最終巻は、もうとっくに文庫化もされており、本屋にも図書館にも並んでいる。単行本の発売は2013年だったらしい。
『女王の百年密室』『迷宮百年の睡魔』に続く、3冊目のタイトルは『赤目姫の潮解』。タイトルを見た際はシリーズものとは思わないかった。けれども文庫本の裏表紙には「これは幻想小説かSFか? 百年シリーズ最終作にして、森ファン熱狂の最高傑作!」とあるので、シリーズものなのだと理解した。
シリーズものであるということなので、いわゆるシリーズものだと思い読み始めた。
読み始めてすぐ、違和感。シリーズものというのは、つまり、前作までに出てきていた登場人物たちが活躍するものなのではないか。

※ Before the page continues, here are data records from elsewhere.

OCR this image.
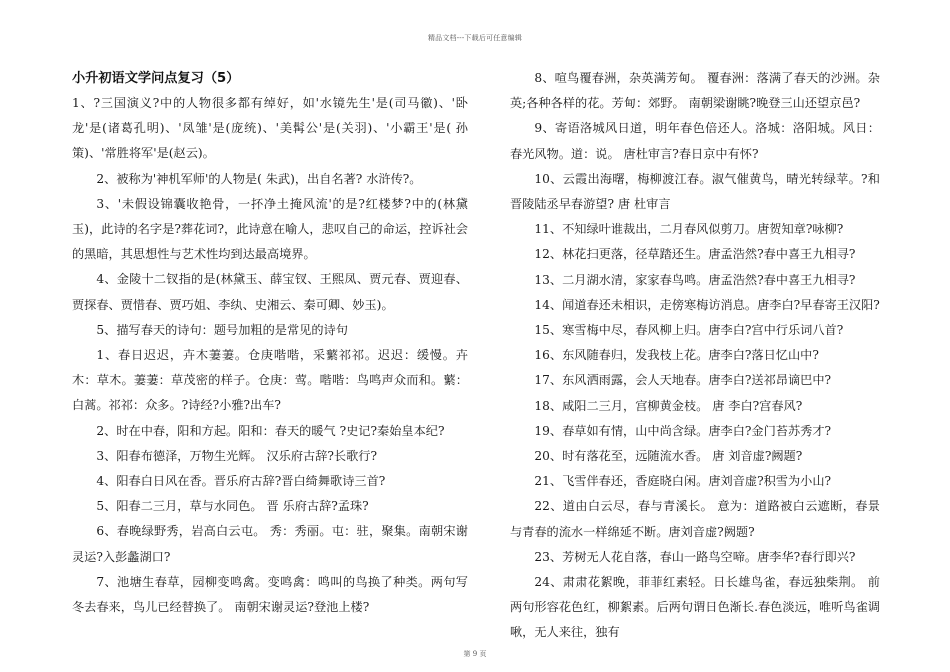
精品文档---下载后可任意编辑
小升初语文学问点复习（5）

1、?三国演义?中的人物很多都有绰好，如'水镜先生'是(司马徽)、'卧龙'是(诸葛孔明)、'凤雏'是(庞统)、'美髯公'是(关羽)、'小霸王'是( 孙策)、'常胜将军'是(赵云)。

2、被称为'神机军师'的人物是( 朱武)，出自名著? 水浒传?。

3、'未假设锦囊收艳骨，一抔净土掩风流'的是?红楼梦?中的(林黛玉)，此诗的名字是?葬花词?，此诗意在喻人，悲叹自己的命运，控诉社会的黑暗，其思想性与艺术性均到达最高境界。

4、金陵十二钗指的是(林黛玉、薛宝钗、王熙凤、贾元春、贾迎春、贾探春、贾惜春、贾巧姐、李纨、史湘云、秦可卿、妙玉)。

5、描写春天的诗句：题号加粗的是常见的诗句

1、春日迟迟，卉木萋萋。仓庚喈喈，采蘩祁祁。迟迟：缓慢。卉木：草木。萋萋：草茂密的样子。仓庚：莺。喈喈：鸟鸣声众而和。蘩：白蒿。祁祁：众多。?诗经?小雅?出车?

2、时在中春，阳和方起。阳和：春天的暖气 ?史记?秦始皇本纪?

3、阳春布德泽，万物生光辉。 汉乐府古辞?长歌行?

4、阳春白日风在香。晋乐府古辞?晋白绮舞歌诗三首?

5、阳春二三月，草与水同色。 晋 乐府古辞?孟珠?

6、春晚绿野秀，岩高白云屯。 秀：秀丽。屯：驻，聚集。南朝宋谢灵运?入彭蠡湖口?

7、池塘生春草，园柳变鸣禽。变鸣禽：鸣叫的鸟换了种类。两句写冬去春来，鸟儿已经替换了。 南朝宋谢灵运?登池上楼?

8、喧鸟覆春洲，杂英满芳甸。 覆春洲：落满了春天的沙洲。杂英;各种各样的花。芳甸：郊野。 南朝梁谢眺?晚登三山还望京邑?

9、寄语洛城风日道，明年春色倍还人。洛城：洛阳城。风日：春光风物。道：说。 唐杜审言?春日京中有怀?

10、云霞出海曙，梅柳渡江春。淑气催黄鸟，晴光转绿苹。?和晋陵陆丞早春游望? 唐 杜审言

11、不知绿叶谁裁出，二月春风似剪刀。唐贺知章?咏柳?

12、林花扫更落，径草踏还生。唐孟浩然?春中喜王九相寻?

13、二月湖水清，家家春鸟鸣。唐孟浩然?春中喜王九相寻?

14、闻道春还未相识，走傍寒梅访消息。唐李白?早春寄王汉阳?

15、寒雪梅中尽，春风柳上归。唐李白?宫中行乐词八首?

16、东风随春归，发我枝上花。唐李白?落日忆山中?

17、东风洒雨露，会人天地春。唐李白?送祁昂谪巴中?

18、咸阳二三月，宫柳黄金枝。 唐 李白?宫春风?

19、春草如有情，山中尚含绿。唐李白?金门苔苏秀才?

20、时有落花至，远随流水香。 唐 刘音虚?阙题?

21、飞雪伴春还，香庭晓白闲。唐刘音虚?积雪为小山?

22、道由白云尽，春与青溪长。 意为：道路被白云遮断，春景与青春的流水一样绵延不断。唐刘音虚?阙题?

23、芳树无人花自落，春山一路鸟空啼。唐李华?春行即兴?

24、肃肃花絮晚，菲菲红素轻。日长雄鸟雀，春远独柴荆。 前两句形容花色红，柳絮素。后两句谓日色渐长.春色淡远，唯听鸟雀调啾，无人来往，独有

第 9 页
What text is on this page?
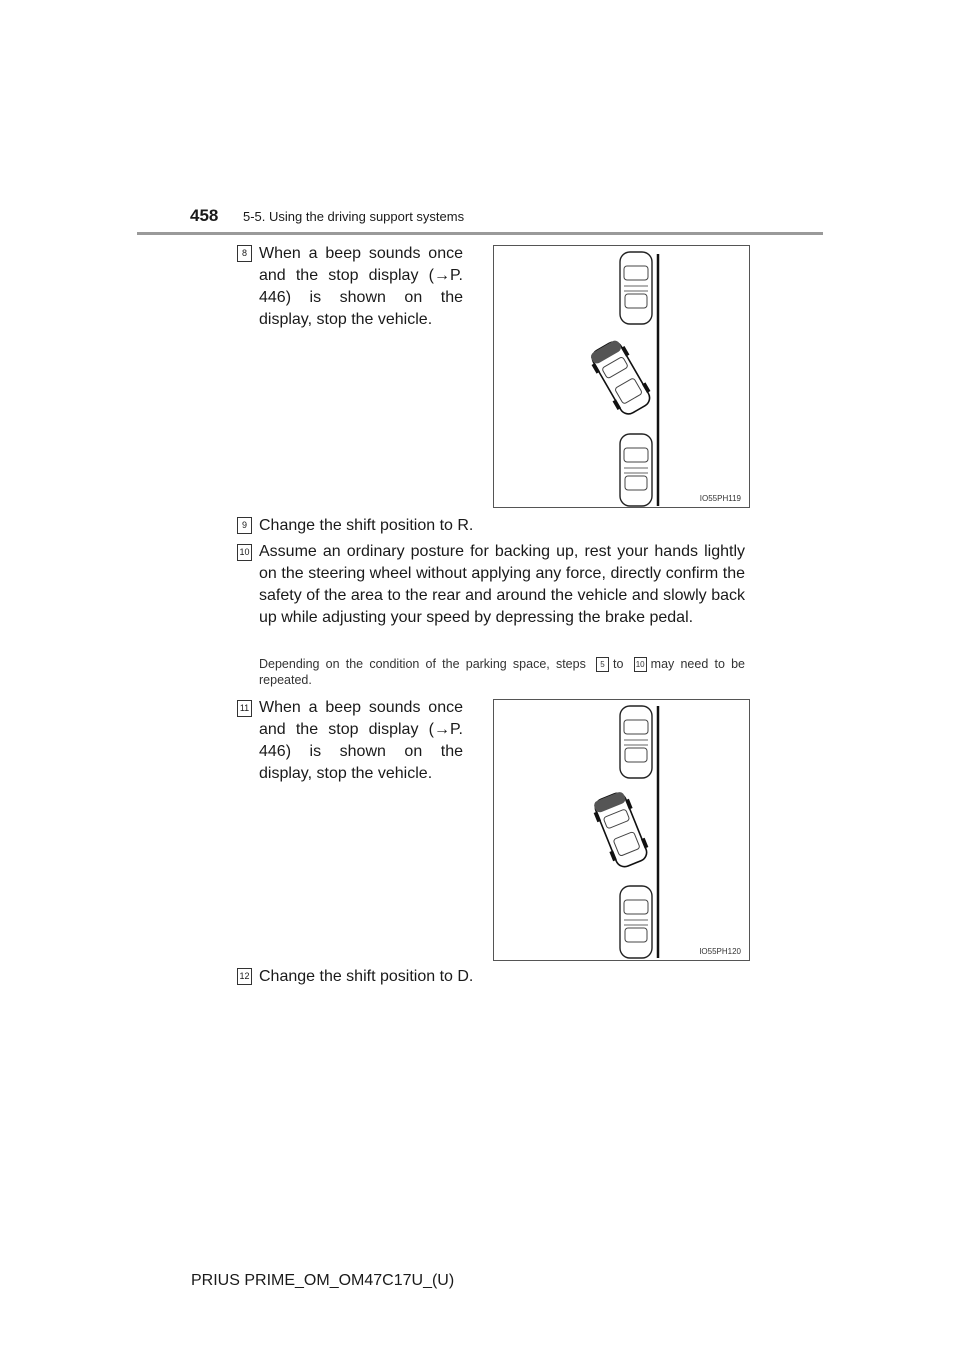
458 5-5. Using the driving support systems
8 When a beep sounds once and the stop display (→P. 446) is shown on the display, stop the vehicle.
IO55PH119
9 Change the shift position to R.
10 Assume an ordinary posture for backing up, rest your hands lightly on the steering wheel without applying any force, directly confirm the safety of the area to the rear and around the vehicle and slowly back up while adjusting your speed by depressing the brake pedal.
Depending on the condition of the parking space, steps 5 to 10 may need to be repeated.
11 When a beep sounds once and the stop display (→P. 446) is shown on the display, stop the vehicle.
IO55PH120
12 Change the shift position to D.
PRIUS PRIME_OM_OM47C17U_(U)
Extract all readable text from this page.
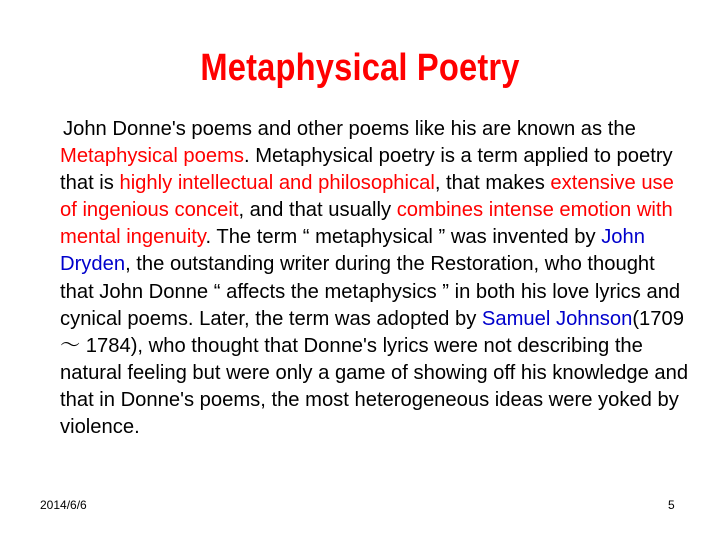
Metaphysical Poetry
John Donne's poems and other poems like his are known as the Metaphysical poems. Metaphysical poetry is a term applied to poetry that is highly intellectual and philosophical, that makes extensive use of ingenious conceit, and that usually combines intense emotion with mental ingenuity. The term “ metaphysical ” was invented by John Dryden, the outstanding writer during the Restoration, who thought that John Donne “ affects the metaphysics ” in both his love lyrics and cynical poems. Later, the term was adopted by Samuel Johnson(1709 ～ 1784), who thought that Donne's lyrics were not describing the natural feeling but were only a game of showing off his knowledge and that in Donne's poems, the most heterogeneous ideas were yoked by violence.
2014/6/6	5
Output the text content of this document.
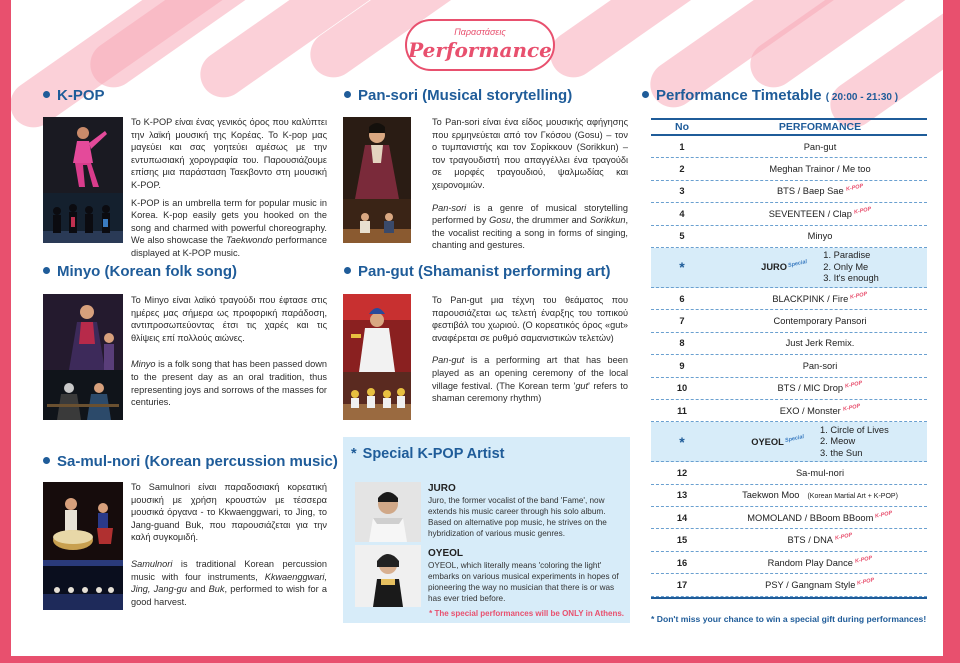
Παραστάσεις
Performance
K-POP

Το K-POP είναι ένας γενικός όρος που καλύπτει την λαϊκή μουσική της Κορέας. Το K-pop μας μαγεύει και σας γοητεύει αμέσως με την εντυπωσιακή χορογραφία του. Παρουσιάζουμε επίσης μια παράσταση Ταεκβοντο στη μουσική K-POP.

K-POP is an umbrella term for popular music in Korea. K-pop easily gets you hooked on the song and charmed with powerful choreography. We also showcase the Taekwondo performance displayed at K-POP music.

Minyo (Korean folk song)

Το Minyo είναι λαϊκό τραγούδι που έφτασε στις ημέρες μας σήμερα ως προφορική παράδοση, αντιπροσωπεύοντας έτσι τις χαρές και τις θλίψεις επί πολλούς αιώνες.

Minyo is a folk song that has been passed down to the present day as an oral tradition, thus representing joys and sorrows of the masses for centuries.

Sa-mul-nori (Korean percussion music)

Το Samulnori είναι παραδοσιακή κορεατική μουσική με χρήση κρουστών με τέσσερα μουσικά όργανα - το Kkwaenggwari, το Jing, το Jang-guand Buk, που παρουσιάζεται για την καλή συγκομιδή.

Samulnori is traditional Korean percussion music with four instruments, Kkwaenggwari, Jing, Jang-gu and Buk, performed to wish for a good harvest.

Pan-sori (Musical storytelling)

Το Pan-sori είναι ένα είδος μουσικής αφήγησης που ερμηνεύεται από τον Γκόσου (Gosu) – τον ο τυμπανιστής και τον Σορίκκουν (Sorikkun) – τον τραγουδιστή που απαγγέλλει ένα τραγούδι σε μορφές τραγουδιού, ψαλμωδίας και χειρονομιών.

Pan-sori is a genre of musical storytelling performed by Gosu, the drummer and Sorikkun, the vocalist reciting a song in forms of singing, chanting and gestures.

Pan-gut (Shamanist performing art)

Το Pan-gut μια τέχνη του θεάματος που παρουσιάζεται ως τελετή έναρξης του τοπικού φεστιβάλ του χωριού. (Ο κορεατικός όρος «gut» αναφέρεται σε ρυθμό σαμανιστικών τελετών)

Pan-gut is a performing art that has been played as an opening ceremony of the local village festival. (The Korean term 'gut' refers to shaman ceremony rhythm)

* Special K-POP Artist
JURO
Juro, the former vocalist of the band 'Fame', now extends his music career through his solo album. Based on alternative pop music, he strives on the hybridization of various music genres.
OYEOL
OYEOL, which literally means 'coloring the light' embarks on various musical experiments in hopes of pioneering the way no musician that there is or was has ever tried before.
* The special performances will be ONLY in Athens.
Performance Timetable ( 20:00 - 21:30 )
No	PERFORMANCE
1	Pan-gut
2	Meghan Trainor / Me too
3	BTS / Baep Sae K-POP
4	SEVENTEEN / Clap K-POP
5	Minyo
*	JUROSpecial
1. Paradise
2. Only Me
3. It's enough
6	BLACKPINK / Fire K-POP
7	Contemporary Pansori
8	Just Jerk Remix.
9	Pan-sori
10	BTS / MIC Drop K-POP
11	EXO / Monster K-POP
*	OYEOLSpecial
1. Circle of Lives
2. Meow
3. the Sun
12	Sa-mul-nori
13	Taekwon Moo (Korean Martial Art + K-POP)
14	MOMOLAND / BBoom BBoom K-POP
15	BTS / DNA K-POP
16	Random Play Dance K-POP
17	PSY / Gangnam Style K-POP
* Don't miss your chance to win a special gift during performances!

この本には、前2作の登場人物たちは出てこない。時代背景まで違う。というか、今まで読んできた森作品のどれとも違う。
それどころか、今まで読んできたフィクションの中のどれとも違う。
なんだろう、この本。変。
登場人物たちの視点が入れ替わり、物語は物語として一本の糸が通っているわけでもなく、時代が変わる、国が変わる。戸惑いつつも読み進めるうちに、幻想的かつSFチックなガチェットに魅了されているうちに、本書のテーマへと物語は収斂していく。
「私は存在するのか」「私は人形にすぎないのではないか」。存在に関する、哲学的かつ原初的・肉体的な疑問を物語は私たちに問う。デカルトの「我思う故に我あり」である。中学生のとき、はじめてデカルトのこの考え方を知ったときのことを思い出した。中学生の私は「我思ったところで、本当に我はあるのだろうか」となかなか飲み込めなかった。
「私たちは、貴女が作った機械の中で、ただのデータとしてしか存在していない、ということですか?」
「そう思いたがるのが人間というもの、人間の頭脳という機能、思考というプログラム、という話をしたのよ」(p286)
今ふと、思ったのだが、私は森博嗣の使う「貴女」という言葉が大好きだ。
ところで『赤目姫の潮解』の文庫版の解説は、はてなダイアリーで『基本読書』を書いている冬木糸一さんです。普段ブログで読んでいる人の文章が、文庫本の中に並んでいるのを見るのは、なんだかとても新鮮でした。